As far as the general housing situation, the road out of the crisis is a long one, said Capps, who mentioned the even bigger hole struggling families get into when they opt for predatory loans. The current economic stimulus package offers stronger sanctions against those kinds of loans, but the package won’t help families that have already been victimized.
“It’s devastating for their lives, and it’s really bad for the local economy,” she said.
She noted that her congressional district has already lost $500 million in credit. A second stimulus package that provides more support to people in the most dire consequences might be an option, said Capps, but implementing it fairly will be difficult. Meanwhile, she expressed her support for local community consumer education programs that will reach out to those suffering from the crisis.
With respect to the Gaviota coast, it’s a little ironic to Capps that federal intervention — which recevied little public support when it was proposed years ago — is perhaps the very thing that could keep the area as open space. In 2002, the government conducted a parks study that concluded the Gaviota coast was worth federal protection but many locals mistrusted the study, fearing it would open the way for a federal land grab. Still, she expressed some optimism for the area’s future as undeveloped, agricultural open space.
“I believe that what makes that area so special is its physical characteristics and its geography but that it’s still undeveloped,” she said. “There are ways to partner with land trusts and other organizations to make sure that it stays in ag.”
And as oil continues to become more valuable and some oil companies are pushing to expand their leases, Capps is supportive of the current moratorium on drilling in federal waters.

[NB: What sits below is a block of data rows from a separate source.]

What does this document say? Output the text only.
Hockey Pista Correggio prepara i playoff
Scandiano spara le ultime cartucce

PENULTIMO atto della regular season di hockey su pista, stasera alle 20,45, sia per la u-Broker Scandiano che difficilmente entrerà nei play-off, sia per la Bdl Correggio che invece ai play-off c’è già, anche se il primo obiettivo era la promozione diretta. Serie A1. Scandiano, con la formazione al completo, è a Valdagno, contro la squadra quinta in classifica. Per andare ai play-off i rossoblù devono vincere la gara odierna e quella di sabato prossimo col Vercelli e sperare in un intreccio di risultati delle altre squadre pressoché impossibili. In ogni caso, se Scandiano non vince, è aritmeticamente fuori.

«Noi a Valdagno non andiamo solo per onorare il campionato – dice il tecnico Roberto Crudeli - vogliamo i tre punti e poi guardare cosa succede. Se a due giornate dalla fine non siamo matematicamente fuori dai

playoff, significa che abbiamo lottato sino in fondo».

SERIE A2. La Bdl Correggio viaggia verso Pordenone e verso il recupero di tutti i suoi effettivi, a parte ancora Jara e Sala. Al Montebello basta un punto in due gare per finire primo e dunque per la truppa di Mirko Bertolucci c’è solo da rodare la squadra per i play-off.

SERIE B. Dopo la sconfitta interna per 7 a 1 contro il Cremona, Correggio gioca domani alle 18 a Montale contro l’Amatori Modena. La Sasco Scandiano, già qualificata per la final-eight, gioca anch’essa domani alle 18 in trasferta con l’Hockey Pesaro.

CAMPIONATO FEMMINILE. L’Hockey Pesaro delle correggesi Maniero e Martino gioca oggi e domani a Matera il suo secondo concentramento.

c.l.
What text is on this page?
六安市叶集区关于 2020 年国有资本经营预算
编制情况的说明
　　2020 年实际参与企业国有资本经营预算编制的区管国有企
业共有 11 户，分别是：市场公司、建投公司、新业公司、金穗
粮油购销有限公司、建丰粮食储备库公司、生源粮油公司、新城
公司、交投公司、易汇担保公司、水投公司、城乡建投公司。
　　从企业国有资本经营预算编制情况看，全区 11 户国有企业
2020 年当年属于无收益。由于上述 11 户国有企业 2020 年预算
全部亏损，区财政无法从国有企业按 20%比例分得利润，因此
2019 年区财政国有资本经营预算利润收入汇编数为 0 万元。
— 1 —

While she and fellow Democrats from middle America continue to disagree on policies for renewable energy, it’s a topic she is excited to see move forward.
“We have a really interesting situation in this country which is that the coastlines tend to be forward thinking in this area. We have a lot to protect on the coastlines,” she said. “In the heartland is where they make the tires, they drill for the oil, so that they have a different take on that. It’s an education process.”